TIBU, Colombia: For months, the mayor of Tibu, a Colombian town under the yoke of guerrilla violence, was forced to do his job from more than 115 kilometers (seventy-one miles) away, after receiving death threats.
Nelson Leal said that he had no choice but to leave behind a “no-man’s land” under the control of dissidents who distanced themselves from the peace deal the FARC guerrilla group inked with the government in 2016.
In March, when he had been on the job for eighteen months, rebels stopped him on a way and intimidated him in the presence of his wife, his 13-year-old son and a niece. Then they took his vehicle.
That was the incident that finally convinced Leal that he had to leave, and move to he city of Cucuta.
Prior to that bad experience, another of his sons had guns pointed at him from a motorcycle, as a warning.

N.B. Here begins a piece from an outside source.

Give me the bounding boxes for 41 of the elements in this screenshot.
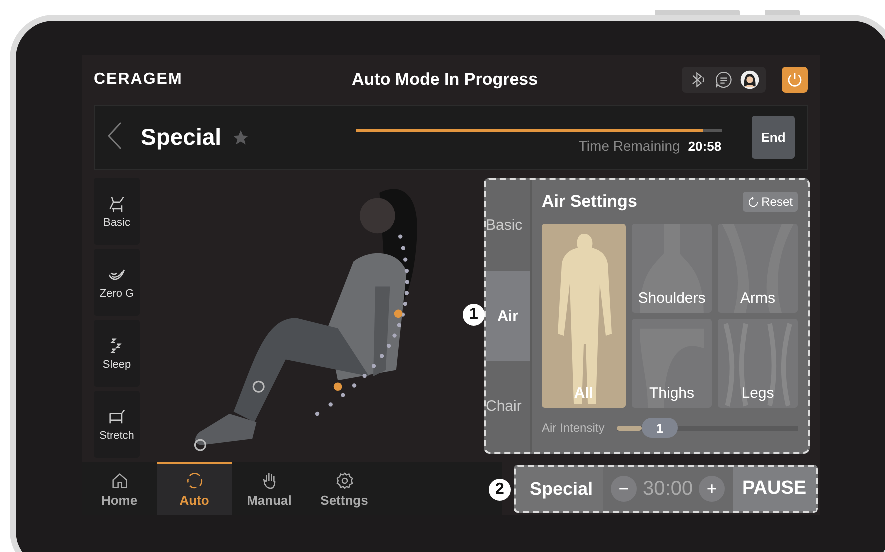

But on 8 October, Leal finally returned — under heavy guard — to the town of sixty thousand, which is now playing host to long-awaited negotiations between Bogota and dissident guerrillas who call themselves the Central General Staff.
The negotiations started on Monday after a weeklong delay amid rising tensions and multiple deaths in clashes between the two sides.
Tibu is in the Catatumbo region, mainly abandoned by state security forces and heavily contested by a plethora of armed groups.
It is also the municipality with the most drug cultivation in the world, according to the United Nations data, with an area of more than 22,000 hectares planted with coca, the base ingredient for cocaine — of which Colombia is the biggest producer in the world.
Colombia’s biggest drug group active in Tibu
Apart from the EMC, Leal said, guerrillas from the National Liberation Arm, the Gulf Clan — Colombia’s biggest drug group– and Mexico’s Sinaloa cartel are also active around Tibu, close to the porous border with Venezuela.
He said that Tibu has become a no-man’s land in which the one with the weapons is the one that governs.